Barranquilla se duerme, y sus autoridades venden el futuro.
Mientras la ciudadanía descansaba, el alcalde de Barranquilla y un grupo de concejales sumisos y obedientes, firmaban un acuerdo que entrega en bandeja de plata a los intereses privados de Argos, el control sobre una de las zonas ambientales más estratégicas de la ciudad: el caño Mallorquín.
La decisión, tomada con cero transparencia y nula participación ciudadana, otorga a la poderosa empresa antioqueña una suerte de patente de corso para ejecutar proyectos y operaciones que, paradójicamente, no se les permiten en Medellín, su ciudad de origen.
¿Acaso Barranquilla es el basurero de los negocios que Antioquia no acepta?
Vecinos, ambientalistas y líderes sociales ya habían advertido que el megaproyecto en Mallorquín no estaba claro, que los estudios eran limitados y que las garantías ambientales brillaban por su ausencia. Sin embargo, el alcalde decidió avanzar, sin debates públicos y con la venia de concejales que han preferido el silencio cómplice al deber constitucional.
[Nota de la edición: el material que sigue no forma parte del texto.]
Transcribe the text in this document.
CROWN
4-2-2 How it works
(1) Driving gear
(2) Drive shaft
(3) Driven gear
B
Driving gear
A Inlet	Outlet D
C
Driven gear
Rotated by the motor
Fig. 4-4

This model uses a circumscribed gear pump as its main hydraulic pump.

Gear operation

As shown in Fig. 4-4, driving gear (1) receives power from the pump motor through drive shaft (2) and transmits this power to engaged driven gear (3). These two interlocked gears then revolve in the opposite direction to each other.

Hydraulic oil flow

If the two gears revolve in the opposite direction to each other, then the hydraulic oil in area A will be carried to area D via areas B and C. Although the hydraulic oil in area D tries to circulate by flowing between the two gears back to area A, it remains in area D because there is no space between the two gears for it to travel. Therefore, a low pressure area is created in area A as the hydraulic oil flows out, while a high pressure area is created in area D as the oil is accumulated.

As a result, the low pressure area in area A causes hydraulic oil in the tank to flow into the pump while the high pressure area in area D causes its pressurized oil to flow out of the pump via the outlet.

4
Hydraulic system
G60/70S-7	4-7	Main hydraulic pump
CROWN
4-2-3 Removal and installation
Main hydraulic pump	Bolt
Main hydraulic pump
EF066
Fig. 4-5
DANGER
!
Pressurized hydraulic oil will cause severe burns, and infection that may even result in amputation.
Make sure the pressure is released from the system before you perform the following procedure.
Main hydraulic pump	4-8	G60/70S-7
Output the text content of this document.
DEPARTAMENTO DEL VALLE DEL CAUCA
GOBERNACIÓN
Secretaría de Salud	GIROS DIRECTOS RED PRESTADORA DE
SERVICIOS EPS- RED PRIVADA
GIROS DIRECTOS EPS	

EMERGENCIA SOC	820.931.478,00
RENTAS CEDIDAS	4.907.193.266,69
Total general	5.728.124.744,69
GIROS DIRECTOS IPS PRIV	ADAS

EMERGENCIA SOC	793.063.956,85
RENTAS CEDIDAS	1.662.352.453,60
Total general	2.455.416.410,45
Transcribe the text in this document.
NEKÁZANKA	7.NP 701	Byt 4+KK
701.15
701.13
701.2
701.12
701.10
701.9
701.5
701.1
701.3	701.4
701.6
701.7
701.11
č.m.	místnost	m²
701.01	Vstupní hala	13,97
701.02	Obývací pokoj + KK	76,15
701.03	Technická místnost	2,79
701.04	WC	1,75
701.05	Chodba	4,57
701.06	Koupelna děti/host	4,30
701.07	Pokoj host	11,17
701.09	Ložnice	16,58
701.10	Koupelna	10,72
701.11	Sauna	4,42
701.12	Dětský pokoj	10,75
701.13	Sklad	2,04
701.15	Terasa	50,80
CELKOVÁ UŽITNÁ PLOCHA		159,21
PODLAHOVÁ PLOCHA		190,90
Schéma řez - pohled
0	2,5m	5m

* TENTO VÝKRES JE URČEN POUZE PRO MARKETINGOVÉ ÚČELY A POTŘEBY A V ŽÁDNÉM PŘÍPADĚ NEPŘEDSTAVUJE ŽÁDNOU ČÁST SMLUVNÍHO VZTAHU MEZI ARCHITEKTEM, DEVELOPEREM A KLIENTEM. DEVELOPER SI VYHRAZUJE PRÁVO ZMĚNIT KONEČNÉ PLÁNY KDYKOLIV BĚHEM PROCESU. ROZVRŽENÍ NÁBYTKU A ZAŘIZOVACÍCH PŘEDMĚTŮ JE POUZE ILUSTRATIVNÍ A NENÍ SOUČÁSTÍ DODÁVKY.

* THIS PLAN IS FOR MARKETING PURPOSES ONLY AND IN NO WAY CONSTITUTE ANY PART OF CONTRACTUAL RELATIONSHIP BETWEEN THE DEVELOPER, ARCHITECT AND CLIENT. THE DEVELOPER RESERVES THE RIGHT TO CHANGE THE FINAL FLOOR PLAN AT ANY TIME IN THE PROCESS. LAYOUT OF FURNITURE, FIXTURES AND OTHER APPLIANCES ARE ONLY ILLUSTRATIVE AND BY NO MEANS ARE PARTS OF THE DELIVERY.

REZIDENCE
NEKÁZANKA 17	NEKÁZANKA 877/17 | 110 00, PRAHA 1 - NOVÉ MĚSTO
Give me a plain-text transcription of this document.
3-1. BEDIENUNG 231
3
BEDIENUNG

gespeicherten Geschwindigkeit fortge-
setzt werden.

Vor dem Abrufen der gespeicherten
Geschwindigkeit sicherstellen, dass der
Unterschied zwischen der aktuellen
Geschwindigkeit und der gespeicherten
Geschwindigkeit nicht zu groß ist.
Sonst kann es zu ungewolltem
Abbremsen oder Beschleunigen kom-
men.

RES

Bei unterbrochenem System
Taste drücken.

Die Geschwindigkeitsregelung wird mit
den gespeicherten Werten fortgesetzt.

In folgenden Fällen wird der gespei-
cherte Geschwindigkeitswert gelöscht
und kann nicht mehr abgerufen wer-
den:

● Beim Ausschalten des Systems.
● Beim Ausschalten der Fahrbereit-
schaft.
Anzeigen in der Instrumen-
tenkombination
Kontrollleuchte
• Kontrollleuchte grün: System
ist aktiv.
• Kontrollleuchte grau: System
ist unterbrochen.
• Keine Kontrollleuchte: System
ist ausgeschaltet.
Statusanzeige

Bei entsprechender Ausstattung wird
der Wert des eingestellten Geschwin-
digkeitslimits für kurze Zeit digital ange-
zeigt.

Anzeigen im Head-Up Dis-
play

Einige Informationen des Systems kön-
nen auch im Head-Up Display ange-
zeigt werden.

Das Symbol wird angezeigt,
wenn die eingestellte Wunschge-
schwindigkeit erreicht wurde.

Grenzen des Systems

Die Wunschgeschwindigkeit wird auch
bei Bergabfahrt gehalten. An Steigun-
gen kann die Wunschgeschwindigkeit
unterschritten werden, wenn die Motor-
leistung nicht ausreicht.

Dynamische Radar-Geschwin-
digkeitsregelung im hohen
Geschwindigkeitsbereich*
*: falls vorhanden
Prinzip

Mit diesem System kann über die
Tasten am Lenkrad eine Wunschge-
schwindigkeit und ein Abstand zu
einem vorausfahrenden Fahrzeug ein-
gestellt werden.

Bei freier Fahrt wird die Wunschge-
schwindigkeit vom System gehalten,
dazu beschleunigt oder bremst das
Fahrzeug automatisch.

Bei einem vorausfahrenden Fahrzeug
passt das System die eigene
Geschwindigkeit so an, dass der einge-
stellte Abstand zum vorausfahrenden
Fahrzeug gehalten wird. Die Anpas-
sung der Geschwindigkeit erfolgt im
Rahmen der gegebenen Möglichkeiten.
El costo de esta decisión no es solo ecológico: se entrega a una empresa privada la posibilidad de alterar un ecosistema frágil, amenazar comunidades costeras y desfigurar el carácter natural de una zona que podría ser patrimonio ambiental y turístico de toda la región Caribe.
Lo que Argos no puede hacer en Medellín, ahora lo hará en Barranquilla. Con aval institucional, con respaldo político… y con total descaro.
La ciudadanía merece respuestas.
Y la historia no olvidará quiénes fueron los responsables de vender Mallorquín al mejor postor.